Explain-then-Process: Using Grammar Prompting to Enhance Grammatical Acceptability Judgments
This paper introduces an innovative approach termed "grammar prompting" to enhance the grammatical acceptability judgments of LLMs. LLMs, despite their proficiency in generating coherent text, often exhibit limitations when explicitly reasoning about grammatical structures. The proposed grammar prompting method aims to bridge the gap between LLMs' implicit grammatical knowledge and their ability to apply grammatical rules through a strategic explain-then-process paradigm.
Methodology and Results
The core of this paradigm involves two main steps: firstly, eliciting a concise explanation of a syntactic phenomenon from an LLM; secondly, feeding this explanation back to the same or another model to guide its grammatical judgments. Experiments are conducted across several benchmarks—BLiMP (English), SLING (Chinese), and RuBLiMP (Russian)—to test the efficacy of grammar prompting.
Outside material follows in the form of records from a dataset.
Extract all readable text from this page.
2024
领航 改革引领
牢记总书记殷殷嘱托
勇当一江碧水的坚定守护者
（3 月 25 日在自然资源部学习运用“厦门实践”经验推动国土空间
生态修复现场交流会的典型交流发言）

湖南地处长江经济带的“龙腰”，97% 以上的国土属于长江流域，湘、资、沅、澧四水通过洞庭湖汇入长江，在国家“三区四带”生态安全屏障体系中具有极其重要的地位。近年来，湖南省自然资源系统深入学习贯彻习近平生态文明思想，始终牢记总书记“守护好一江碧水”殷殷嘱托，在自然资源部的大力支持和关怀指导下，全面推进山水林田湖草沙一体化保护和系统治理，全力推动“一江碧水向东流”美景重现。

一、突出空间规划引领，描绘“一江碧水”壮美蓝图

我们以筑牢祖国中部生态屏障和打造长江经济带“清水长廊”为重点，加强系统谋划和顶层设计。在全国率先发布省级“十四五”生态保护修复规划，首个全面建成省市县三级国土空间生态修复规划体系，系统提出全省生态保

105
On smaller LLMs (SLMs), grammar prompting alone reduces the accuracy gap with LLMs by 20%, while a combined approach with chain-of-thought (CoT) reasoning achieves a 56% reduction (from a gap of 13.0 percentage points to 5.8 pp), all at negligible computational cost. The results indicate that grammar prompting significantly improves models' ability to make structured grammatical judgments, especially in categories governed by categorical linguistic constraints (e.g., negative polarity items).
Implications
The findings have important implications for improving the linguistic reasoning capabilities of models, particularly in multilingual contexts where access to extensive linguistic resources is limited. By leveraging language-agnostic cues, low-cost SLMs can approach the performance of frontier LLMs, promoting more equitable access to advanced AI capabilities. Furthermore, this approach provides a scalable solution for enhancing LLMs' proficiency in under-resourced languages.
Challenges and Future Directions
While grammar prompting shows substantial gains, challenges persist in phenomena requiring finer constituent recognition or language-specific lexical knowledge. Models can occasionally misapply rules due to errors in constituent identification or reasoning chains. Future research may focus on improving models' parsing abilities and exploring the integration of explicit grammatical rules with in-context learning examples to further augment parsing accuracy.
Conclusion
This paper presents grammar prompting as a promising approach to augmenting LLMs' linguistic reasoning from implicit knowledge to explicit rule application. This framework not only enhances grammatical competency but also acts as a low-cost equalizer between model sizes, making sophisticated language processing capabilities more accessible in diverse and previously underserved linguistic domains.